Si Katz considère le projet comme une cause de prospérité économique, il ne cache pas qu’il « constituera la base d’un projet politique dans le futur ».

Israël tente d’exploiter la situation aux niveaux international et régional afin de faire avancer la mise en œuvre du projet, en persuadant le gouvernement américain Donald Trump de soutenir cette idée et en exhortant les États arabes à l’accepter, en tirant parti de la situation économique instable en Jordanie et du conflit entre l’Iran et l’Arabie saoudite.

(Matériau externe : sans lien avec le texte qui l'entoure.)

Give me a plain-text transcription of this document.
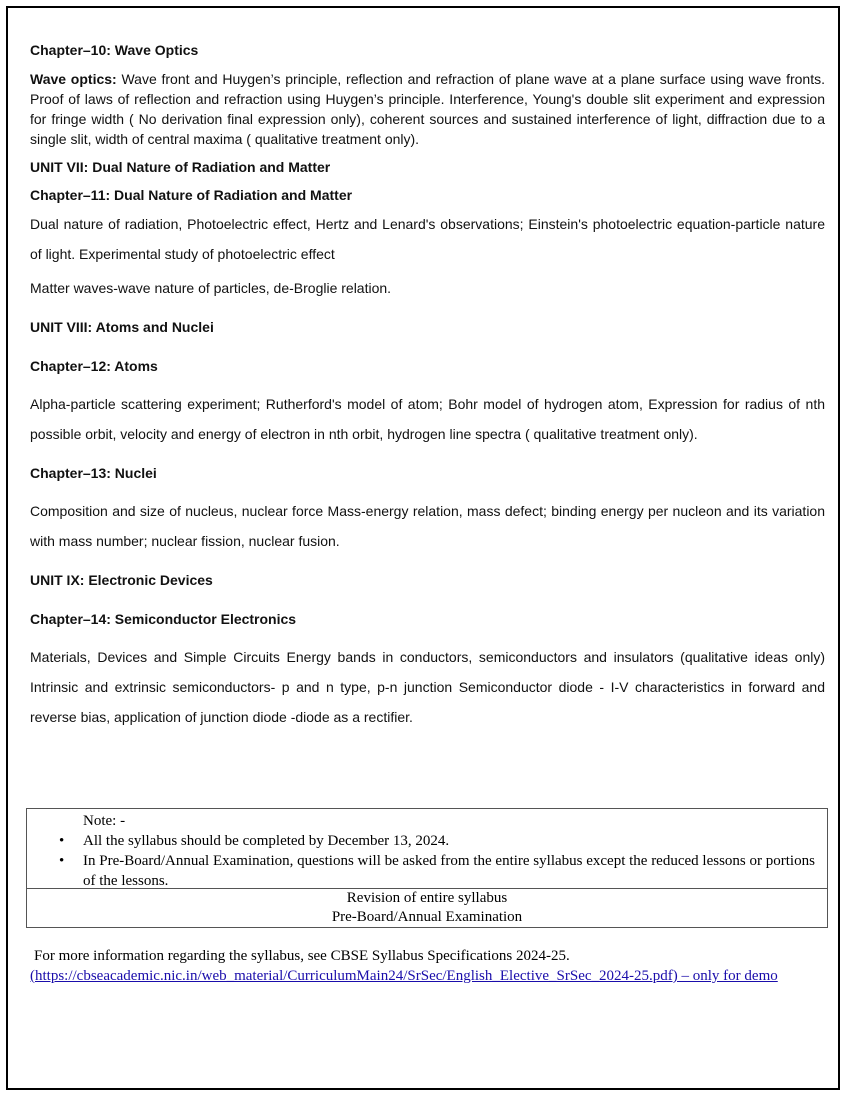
Chapter–10: Wave Optics

Wave optics: Wave front and Huygen’s principle, reflection and refraction of plane wave at a plane surface using wave fronts. Proof of laws of reflection and refraction using Huygen’s principle. Interference, Young's double slit experiment and expression for fringe width ( No derivation final expression only), coherent sources and sustained interference of light, diffraction due to a single slit, width of central maxima ( qualitative treatment only).

UNIT VII: Dual Nature of Radiation and Matter

Chapter–11: Dual Nature of Radiation and Matter

Dual nature of radiation, Photoelectric effect, Hertz and Lenard's observations; Einstein's photoelectric equation-particle nature of light. Experimental study of photoelectric effect

Matter waves-wave nature of particles, de-Broglie relation.

UNIT VIII: Atoms and Nuclei

Chapter–12: Atoms

Alpha-particle scattering experiment; Rutherford's model of atom; Bohr model of hydrogen atom, Expression for radius of nth possible orbit, velocity and energy of electron in nth orbit, hydrogen line spectra ( qualitative treatment only).

Chapter–13: Nuclei

Composition and size of nucleus, nuclear force Mass-energy relation, mass defect; binding energy per nucleon and its variation with mass number; nuclear fission, nuclear fusion.

UNIT IX: Electronic Devices

Chapter–14: Semiconductor Electronics

Materials, Devices and Simple Circuits Energy bands in conductors, semiconductors and insulators (qualitative ideas only) Intrinsic and extrinsic semiconductors- p and n type, p-n junction Semiconductor diode - I-V characteristics in forward and reverse bias, application of junction diode -diode as a rectifier.

Note: -
• All the syllabus should be completed by December 13, 2024.
• In Pre-Board/Annual Examination, questions will be asked from the entire syllabus except the reduced lessons or portions of the lessons.
Revision of entire syllabus
Pre-Board/Annual Examination
For more information regarding the syllabus, see CBSE Syllabus Specifications 2024-25.
(https://cbseacademic.nic.in/web_material/CurriculumMain24/SrSec/English_Elective_SrSec_2024-25.pdf) – only for demo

« Le projet créera des itinéraires alternatifs entre l’Est et l’Ouest qui seront plus courts, plus rapides, moins chers et plus sûrs, en particulier face aux menaces iraniennes sur les routes maritimes du golfe Persique et de la mer Rouge pour éviter  les bateaux piégés et le déploiement de mines navales par les Houthis au Yémen. « , a-t-il déclaré.